Traditionalists are dismayed by this situation, but the arithmetic can be more favorable for a midlist writer than the author-agent-editor-publisher daisy chain we’re used to.

My latest book is MFA in a Box: A Why to Write Book. My editor at Pantheon passed on it when I offered it to him—when he mentioned the dead Swedish guy, I said I didn’t mind dying for art, but I drew the line at becoming Swedish.

I went looking for a university press, but then Dream of Things Publishing appeared on the scene, with a business model that is taking advantage of the opportunities left by the ongoing collapse of the old system.
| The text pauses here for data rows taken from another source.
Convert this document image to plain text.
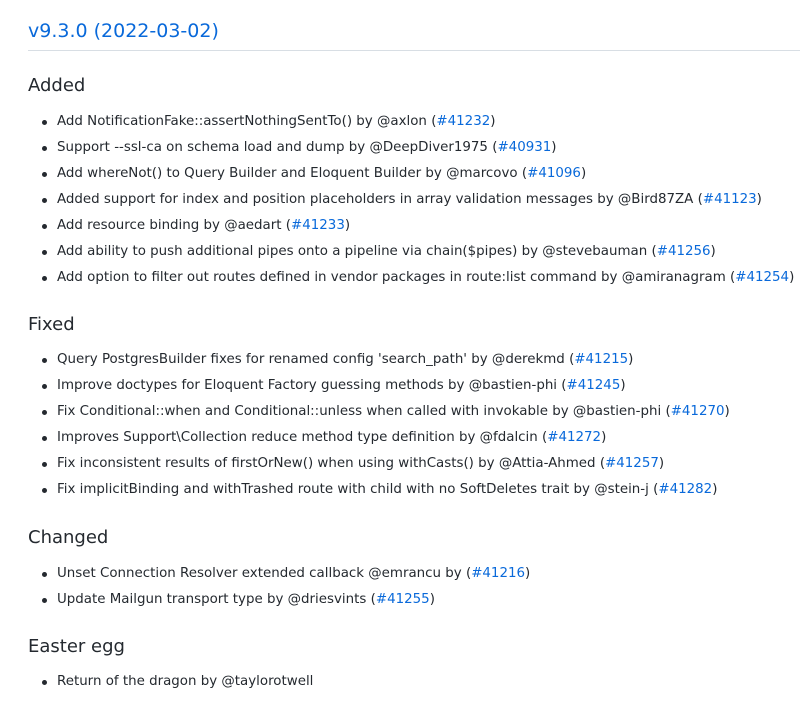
v9.3.0 (2022-03-02)
Added
Add NotificationFake::assertNothingSentTo() by @axlon
( #41232 )
Support --ssl-ca on schema load and dump by @DeepDiver1975
( #40931 )
Add whereNot() to Query Builder and Eloquent Builder by @marcovo
( #41096 )
Added support for index and position placeholders in array validation messages by @Bird87ZA
( #41123 )
Add resource binding by @aedart
( #41233 )
Add ability to push additional pipes onto a pipeline via chain($pipes) by @stevebauman
( #41256 )
Add option to filter out routes defined in vendor packages in route:list command by @amiranagram
( #41254 )
Fixed
Query PostgresBuilder fixes for renamed config 'search_path' by @derekmd
( #41215 )
Improve doctypes for Eloquent Factory guessing methods by @bastien-phi
( #41245 )
Fix Conditional::when and Conditional::unless when called with invokable by @bastien-phi
( #41270 )
Improves Support\Collection reduce method type definition by @fdalcin
( #41272 )
Fix inconsistent results of firstOrNew() when using withCasts() by @Attia-Ahmed
( #41257 )
Fix implicitBinding and withTrashed route with child with no SoftDeletes trait by @stein-j
( #41282 )
Changed
Unset Connection Resolver extended callback @emrancu by
( #41216 )
Update Mailgun transport type by @driesvints
( #41255 )
Easter egg
Return of the dragon by @taylorotwell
Mike O’Mary, the Dream of Things publisher, is trying to look at the current realities of the business, and to fill a need, and to make money. Here’s his booklist so far, and all of them pass the Barnes & Noble test:

  1. Saying Good-bye, a collection of wise, humorous, and deeply human stories about loss. O’Mary is shopping it to hospice and hospital organizations and college psychology classes, with encouraging results so far. [Disclosure: It’s edited by Julie Rember, the person I’m married to, who knows a good story when she hears one.]
  2. Everything I Never Wanted to Be, the comedienne Dina Kucera’s authentic, affecting, dark and funny memoir of addiction and family dysfunction. 
  3. My MFA in a Box, which is a writer’s memoir focused on making the lives of writing students easier and happier. It’s an existential instruction manual for anyone in an MFA program. And it’s a defense of going through life as an artist, even if you don’t get rich at it.
  4. The Note, Mike O’Mary’s short and elegant book about how to recognize situations that require gratitude, and how to express gratitude when you’re wise enough to feel it.

Within a year of start-up, Dream of Things has acquired four high-quality niche books, identified organizations and individuals as likely readers, and is making a profit. O’Mary’s costs are low because payment for writers comes out of receipts, not advances. He uses print-on-demand and generally doesn’t take returns, which means you’ll never see a Dream of Things book on the Barnes & Noble New Releases table.

But O’Mary’s business model allows him to use literary quality as a major criterion. It also can be better for writers, who can sometimes be confused by the accou
nting methods of mainstream publishers.

Dream of Things is doing something that mainstream publishers haven’t done in a long time, which is to work with writers to actively craft their books.

Over the next couple of years, Dream of Things—like Barnes & Noble and a bunch of fine old names in New York publishing—will make it or won’t.

But so far I’ve made more on MFA in a Box than I’ve made on some of my other books, and working with Dream of Things has been a pleasure. It’s been the sort of deal that an agentless posthumous writer with a few good stories can feel happy about.